U.S. President Barack Obama pauses while speaking about Iran during his meeting with Secretary of Defense Ash Carter in the Oval Office of the White House in Washington March 3, 2015. (Kevin Lamarque/Reuters)

THE CONCERNS about a prospective nuclear agreement with Iran raised by Israeli Prime Minister Benjamin Netanyahu in a speech to Congress on Tuesday are not — as the White House was quick to point out — new. They had, for example, been spelled out in Senate hearings, as an editorial we published last month recounted. Mr. Netanyahu’s decision to repeat this case before a joint meeting of Congress in defiance of the White House and leading Democrats risked turning what should be a substantive debate into a partisan scrimmage.

Nevertheless, Mr. Netanyahu’s arguments deserve a serious response from the Obama administration — one it has yet to provide. The White House has sought to dismiss the Israeli leader as a politician seeking reelection; has said that he was wrong in his support for the Iraq war and in his opposition to an interim agreement with Iran; and has claimed that he offers no alternative to President Obama’s policy. Such rhetoric will not satisfy those in and out of Congress who share Mr. Netanyahu’s legitimate questions.

His speech singled out “two major concessions” he said would be part of any deal the United States and its partners conclude with Iran. The first is the acceptance of a large Iranian nuclear infrastructure, including thousands of centrifuges for uranium enrichment. The second is a time limit on any restrictions, so that in as little as a decade Iran would be free to expand its production of nuclear materials. Consequently, Mr. Netanyahu said, the deal “doesn’t block Iran’s path to the bomb; it paves Iran’s path to the bomb.”

The Israeli prime minister’s most aggressive argument concerned the nature of the Iranian regime, which he called “a dark and brutal dictatorship” engaged in a “march of conquest, subjugation and terror.” Saying that the regime’s ideology is comparable with that of the Islamic State, he asserted that it could not be expected to change during the decade-long term of an agreement. He proposed that controls on the nuclear program should be maintained “for as long as Iran continues its aggression in the region and in the world.”

In essence, this was an argument that Iran must be sanctioned and contained while its clerical regime remains in power. That has been the explicit or de facto U.S. policy since 1979, but Mr. Obama appears to be betting that detente can better control Iran’s nuclear ambitions and, perhaps, produce better behavior over time. Yet he has shied from explicitly making that case; instead, his aides argue that the only alternative to his approach is war.
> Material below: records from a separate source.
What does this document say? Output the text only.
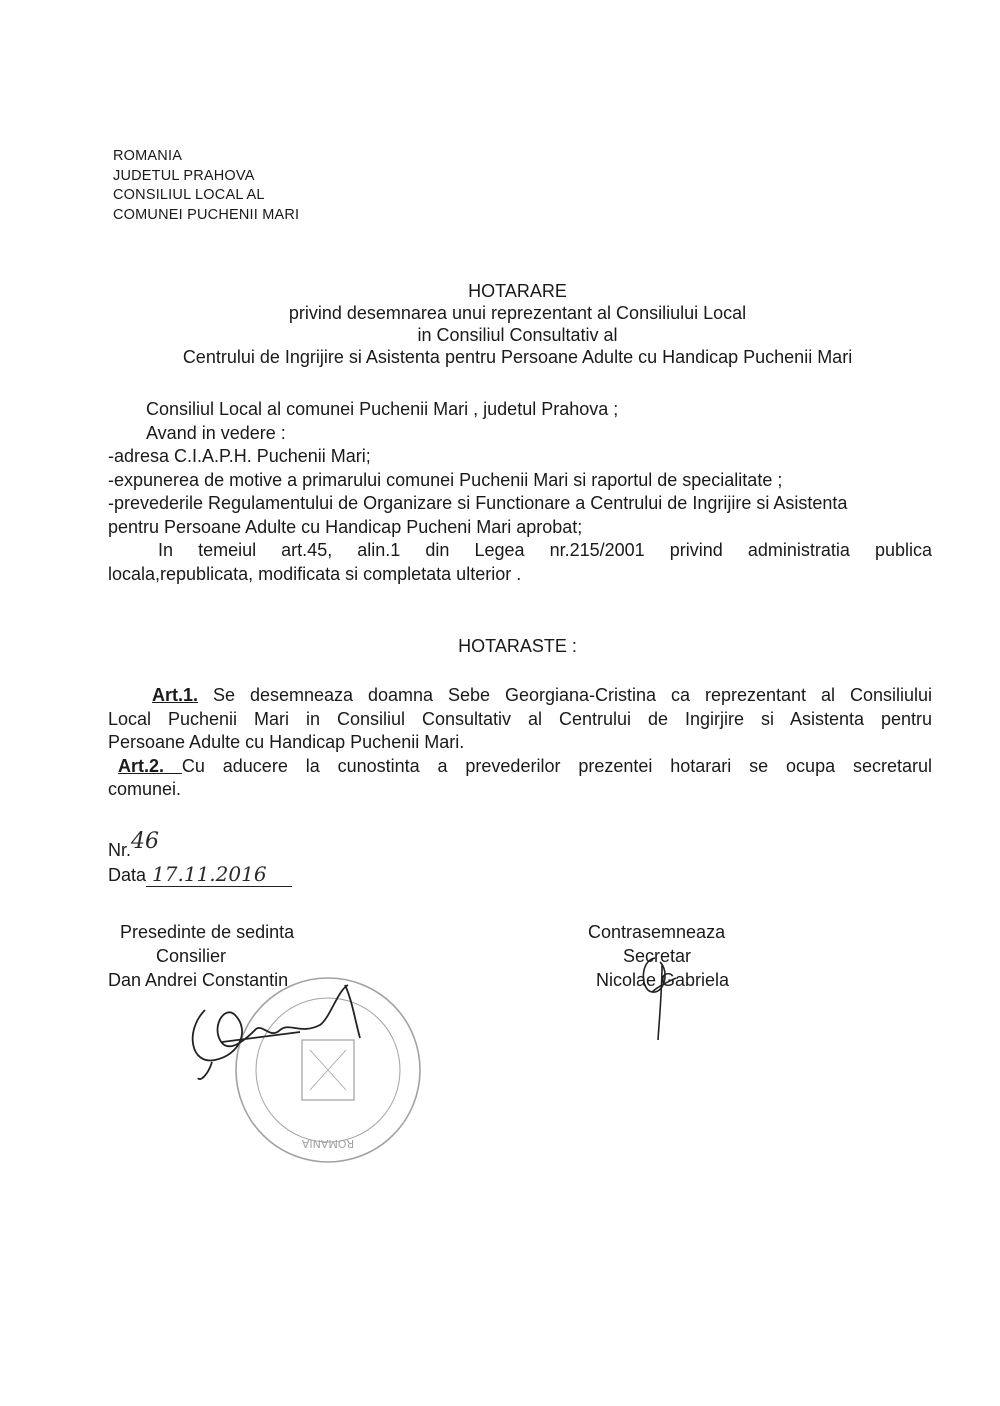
ROMANIA
JUDETUL PRAHOVA
CONSILIUL LOCAL AL
COMUNEI PUCHENII MARI
HOTARARE
privind desemnarea unui reprezentant al Consiliului Local
in Consiliul Consultativ al
Centrului de Ingrijire si Asistenta pentru Persoane Adulte cu Handicap Puchenii Mari
Consiliul Local al comunei Puchenii Mari , judetul Prahova ;
Avand in vedere :
-adresa C.I.A.P.H. Puchenii Mari;
-expunerea de motive a primarului comunei Puchenii Mari si raportul de specialitate ;
-prevederile Regulamentului de Organizare si Functionare a Centrului de Ingrijire si Asistenta
pentru Persoane Adulte cu Handicap Pucheni Mari aprobat;
In temeiul art.45, alin.1 din Legea nr.215/2001 privind administratia publica
locala,republicata, modificata si completata ulterior .
HOTARASTE :
Art.1. Se desemneaza doamna Sebe Georgiana-Cristina ca reprezentant al Consiliului
Local Puchenii Mari in Consiliul Consultativ al Centrului de Ingirjire si Asistenta pentru
Persoane Adulte cu Handicap Puchenii Mari.
Art.2. Cu aducere la cunostinta a prevederilor prezentei hotarari se ocupa secretarul
comunei.
Nr.46
Data 17.11.2016
Presedinte de sedinta
Consilier
Dan Andrei Constantin
Contrasemneaza
Secretar
Nicolae Gabriela
ROMANIA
Mr. Netanyahu strongly disputed that point. “Iran’s nuclear program can be rolled back well beyond the current proposal by insisting on a better deal and keeping up the pressure on a very vulnerable regime,” he said. Is that wrong? For that matter, is it acceptable to free Iran from sanctions within a decade and allow it unlimited nuclear capacity? Rather than continuing its political attacks on Mr. Netanyahu, the administration ought to explain why the deal it is contemplating is justified — or reconsider it.